Весна – прекрасная пора. В коридоре общежития как-то днем встретился с Аней, Олежека музой. Она была по меркам и моде этого дня одета восхитительно, в сарафане из джинсы с железными пуговицами и железными бляхами. Прямо шло ей. Не смог удержаться от похвал. И она поведала в радостях от обретенного счастья, что копила деньги еще со школы, мама помогла, последняя стипендия, и еще чуть-чуть должна осталась, а Олежек приобрел и приодел. 220 рублей, вот аж как. Я-то понял давно, что друг ее фарцует, и случайно вчера слышал разговор, что наш активист приобрел его за 160 рублей, а ей продал, получается, за 220. Это была плата за любовь в мои засранные уши.

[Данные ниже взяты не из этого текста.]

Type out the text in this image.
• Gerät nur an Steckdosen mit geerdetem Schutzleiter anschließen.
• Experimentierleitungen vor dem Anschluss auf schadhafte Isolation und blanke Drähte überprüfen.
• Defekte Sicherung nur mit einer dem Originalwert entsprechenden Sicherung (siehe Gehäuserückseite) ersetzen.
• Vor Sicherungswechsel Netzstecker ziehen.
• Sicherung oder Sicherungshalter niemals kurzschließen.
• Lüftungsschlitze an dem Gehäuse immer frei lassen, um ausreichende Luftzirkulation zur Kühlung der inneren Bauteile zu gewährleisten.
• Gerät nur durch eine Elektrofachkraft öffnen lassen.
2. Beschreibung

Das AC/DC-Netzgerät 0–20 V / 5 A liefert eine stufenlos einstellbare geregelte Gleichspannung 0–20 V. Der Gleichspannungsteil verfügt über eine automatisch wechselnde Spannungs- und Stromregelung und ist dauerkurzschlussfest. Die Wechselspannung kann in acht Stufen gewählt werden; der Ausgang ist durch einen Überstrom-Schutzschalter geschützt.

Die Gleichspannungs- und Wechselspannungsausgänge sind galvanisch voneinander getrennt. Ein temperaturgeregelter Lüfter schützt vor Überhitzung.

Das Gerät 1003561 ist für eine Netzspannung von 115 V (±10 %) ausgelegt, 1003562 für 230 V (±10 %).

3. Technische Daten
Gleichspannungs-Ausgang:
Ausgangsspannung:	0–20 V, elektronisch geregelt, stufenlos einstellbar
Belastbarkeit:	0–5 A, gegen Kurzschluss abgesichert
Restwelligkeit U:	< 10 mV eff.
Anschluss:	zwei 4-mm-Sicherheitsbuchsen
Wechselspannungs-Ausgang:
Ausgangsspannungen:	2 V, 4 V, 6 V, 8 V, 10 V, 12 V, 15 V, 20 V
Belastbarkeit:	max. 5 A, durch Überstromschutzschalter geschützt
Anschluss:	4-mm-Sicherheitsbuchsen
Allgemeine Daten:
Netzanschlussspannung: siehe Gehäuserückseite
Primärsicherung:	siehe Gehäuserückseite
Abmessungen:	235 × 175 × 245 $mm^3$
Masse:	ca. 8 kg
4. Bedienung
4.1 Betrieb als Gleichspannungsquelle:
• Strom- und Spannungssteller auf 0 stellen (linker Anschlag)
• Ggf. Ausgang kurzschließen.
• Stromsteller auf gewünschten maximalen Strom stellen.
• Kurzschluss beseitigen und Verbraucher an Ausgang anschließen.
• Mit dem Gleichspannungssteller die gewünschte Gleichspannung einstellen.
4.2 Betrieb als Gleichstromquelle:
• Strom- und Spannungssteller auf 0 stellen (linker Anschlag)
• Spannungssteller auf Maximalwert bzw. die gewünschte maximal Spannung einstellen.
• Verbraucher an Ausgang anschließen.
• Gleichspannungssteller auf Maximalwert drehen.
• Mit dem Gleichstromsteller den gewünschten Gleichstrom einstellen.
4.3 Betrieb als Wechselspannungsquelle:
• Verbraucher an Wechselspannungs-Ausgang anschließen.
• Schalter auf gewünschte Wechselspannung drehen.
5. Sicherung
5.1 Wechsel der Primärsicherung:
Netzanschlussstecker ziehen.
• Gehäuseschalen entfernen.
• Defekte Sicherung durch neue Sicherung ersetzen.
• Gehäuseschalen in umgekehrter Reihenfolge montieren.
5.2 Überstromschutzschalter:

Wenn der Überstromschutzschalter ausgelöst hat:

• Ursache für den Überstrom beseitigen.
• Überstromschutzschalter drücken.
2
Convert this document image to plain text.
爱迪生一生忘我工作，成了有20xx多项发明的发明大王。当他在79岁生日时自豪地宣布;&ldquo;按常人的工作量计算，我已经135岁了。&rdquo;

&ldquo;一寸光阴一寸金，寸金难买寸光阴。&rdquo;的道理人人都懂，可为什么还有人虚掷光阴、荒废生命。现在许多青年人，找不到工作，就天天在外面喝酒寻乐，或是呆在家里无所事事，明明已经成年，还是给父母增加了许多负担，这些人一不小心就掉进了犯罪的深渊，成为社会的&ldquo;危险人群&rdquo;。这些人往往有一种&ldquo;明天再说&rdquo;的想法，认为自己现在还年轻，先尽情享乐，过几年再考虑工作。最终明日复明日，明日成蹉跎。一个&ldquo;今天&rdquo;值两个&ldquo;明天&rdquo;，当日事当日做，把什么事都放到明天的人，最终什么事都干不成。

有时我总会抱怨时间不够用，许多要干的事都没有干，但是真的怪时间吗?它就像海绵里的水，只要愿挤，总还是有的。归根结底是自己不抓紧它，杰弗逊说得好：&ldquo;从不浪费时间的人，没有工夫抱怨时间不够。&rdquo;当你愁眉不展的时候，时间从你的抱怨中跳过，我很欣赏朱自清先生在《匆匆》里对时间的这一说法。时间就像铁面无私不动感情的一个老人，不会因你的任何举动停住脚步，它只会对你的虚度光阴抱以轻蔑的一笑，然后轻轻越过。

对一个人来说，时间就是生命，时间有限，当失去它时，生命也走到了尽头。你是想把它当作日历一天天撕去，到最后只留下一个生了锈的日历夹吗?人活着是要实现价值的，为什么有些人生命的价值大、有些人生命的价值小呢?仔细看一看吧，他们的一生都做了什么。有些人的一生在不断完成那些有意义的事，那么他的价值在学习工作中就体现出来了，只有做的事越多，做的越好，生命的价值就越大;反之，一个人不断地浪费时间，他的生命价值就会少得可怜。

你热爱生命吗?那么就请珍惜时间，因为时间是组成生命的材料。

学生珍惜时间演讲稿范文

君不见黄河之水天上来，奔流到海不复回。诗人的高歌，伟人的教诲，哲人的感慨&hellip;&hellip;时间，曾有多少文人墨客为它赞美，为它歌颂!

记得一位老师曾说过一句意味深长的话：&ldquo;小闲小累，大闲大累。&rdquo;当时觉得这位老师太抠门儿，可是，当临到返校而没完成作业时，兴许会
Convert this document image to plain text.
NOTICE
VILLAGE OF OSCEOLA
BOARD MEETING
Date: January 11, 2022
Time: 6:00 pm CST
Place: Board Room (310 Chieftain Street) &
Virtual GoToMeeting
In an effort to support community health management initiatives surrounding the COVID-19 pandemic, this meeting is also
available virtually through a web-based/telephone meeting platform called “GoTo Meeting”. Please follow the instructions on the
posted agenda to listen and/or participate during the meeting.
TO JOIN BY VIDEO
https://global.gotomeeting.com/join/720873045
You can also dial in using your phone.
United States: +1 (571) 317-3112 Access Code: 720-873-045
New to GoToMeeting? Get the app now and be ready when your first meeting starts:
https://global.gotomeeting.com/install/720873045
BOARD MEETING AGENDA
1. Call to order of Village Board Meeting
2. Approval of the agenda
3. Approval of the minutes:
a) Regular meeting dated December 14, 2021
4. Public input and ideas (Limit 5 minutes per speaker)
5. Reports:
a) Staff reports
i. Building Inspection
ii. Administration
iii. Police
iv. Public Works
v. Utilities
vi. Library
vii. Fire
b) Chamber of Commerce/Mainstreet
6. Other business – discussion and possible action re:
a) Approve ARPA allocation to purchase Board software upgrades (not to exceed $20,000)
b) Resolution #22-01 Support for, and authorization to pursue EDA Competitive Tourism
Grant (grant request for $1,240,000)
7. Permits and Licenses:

Тут и началось. От него – заявление в деканат о невозможности проживания совместно, о невозможности подготовки к занятиям и соблюдения режима. В заявлении членство в КПСС прошло красной нитью. Я не успокоился и чуть не лишился статуса студента. Но учась опять же чему-то плохому, согласился на версию несовместимости характера. Но почувствовал, что ко мне стали присматриваться. А высокая и грудастая Анечка в красивом сарафане и маленький, лысоватый Олежек, как и прежде, расхаживали под ручку и щебетали голубками. Только чаевничали уже в другой комнате общежития. Анечка знала правду, но любовь – это сила и стоит, конечно, дороже, каких-то сраных шестидесяти рублей. К слову, Олежек скоро пропал без адреса отбытия, и только через много лет его видели сторожем-охранником в «Эрмитаже», уже с бородкой-клинышком.

***

1619 – 400 лет – 2019

«Уважаемый господин Зотов!

Так как аборигены предрекают зиму лютую и снежную, а по нашему маршруту двигаться можно только по малому снегу, пишу с ответом. Карту составить возможности не представилось за отсутствием даже циркуля и транспортира. Отписываюсь по ориентирам. Обещают, что добраться на собаках при благоприятной погоде можно в два дня. Но вы можете даже в один день уложиться, если с ними встретитесь в обозначенный день, на месте, ими определенном. Это Медвежье озеро, когти четвертой лапы. Я сам разумею, что это самая южная часть обозначенного озера. Район Вашего присутствия они всегда обходят с юга, считая Ваши земли грязными. Они до того места пойдут строго на юг, до устья реки Нельма, а потом на запад, к Медвежьей лапе. Это займет у них день. Второй день вам придется путешествовать вместе, опять строго на юг, до озера Гиляко-Абунан. Пройдете озеро, потом по ключам, к восточному побережью, в залив Уркт, и пойдете по льду залива к месту, сразу заметному своей высокой сопкой по имени Сахарная голова. Аборигены, существуя на марях и болотах, хранят предание о потопе, когда всех их богов поглотило море, и теперь из поколения в поколение, святилища располагают только на таких недоступных воде местах. В этой сопке, в тайниках, они хранят свои святыни, и, волею судеб, и наша там сохранилась, надеюсь очень. Вас туда могут не пустить, не настаивайте. В этом они очень упрямы и несговорчивы. Заберите наше, и к себе тем же путем. Нарочный с письмом должен Вам передать амулет, смысл его и мне непонятен, но Вам его надо передать при встрече, на когтях медвежьих. Как ключи замерзнут, надо двинуться, день Вашей с ними встречи я сообщу.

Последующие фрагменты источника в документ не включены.